The ability to develop fast charging lithium-ion batteries with high-energy density is being pursued intensively due to increasing demands of portable electronics and electric vehicles. Replacing the conventional graphite anode with a silicon-based one offers several advantages, namely the roughly 10 times higher gravimetric capacity and the safer lithium alloying potential. However, full scale realization of replacing graphite with silicon has been hampered due to the large volumetric expansion silicon typically suffers which causes mechanical degradation, low electrical conductivity, and multiple-step syntheses from a traditional silicon precursor which leads to higher cost. Here we present a silicon precursor, cyclohexasilane, that can offer solutions to all three of those limitations. Cyclohexasilane (CHS) exists as a liquid at room temperature and is relatively low boiling (~ 200 °C) relatively facile synthesis of nanostructured silicon materials, significantly reducing the volumetric expansion typically observed. Cyclohexasilane can be readily used to manufacture silicon/carbon composite materials and is readily chemically functionalized allowing the development of tailored materials with improved electrical conductivity.
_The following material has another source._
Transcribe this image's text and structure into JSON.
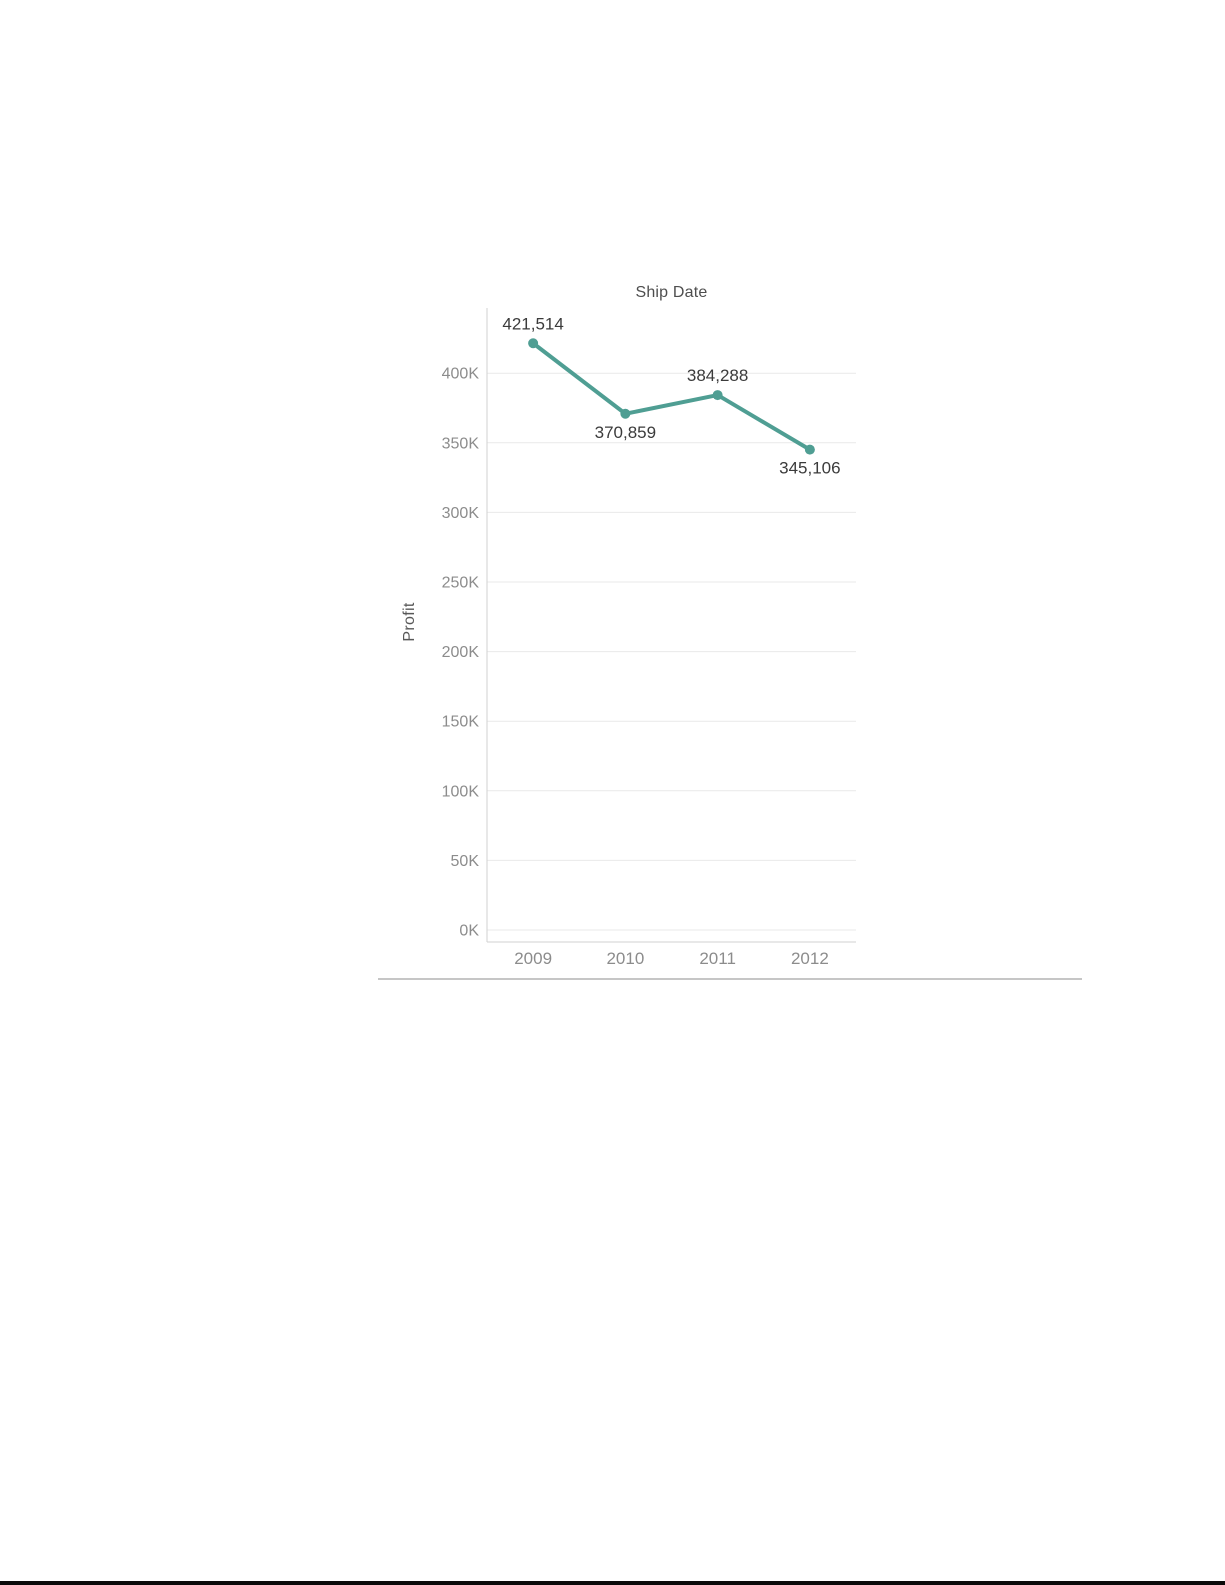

CHS may also be tailored to deliver structures with engineered artificial SEIs during the device fabrication step, offering an efficient and direct route to electrode structures. Moreover, cyclohexasilane is relatively inexpensive and its physical properties allow for roll-to-roll manufacturing with significantly reduced capital costs. Relevant comparisons of this technology compared to incumbent technologies will be given.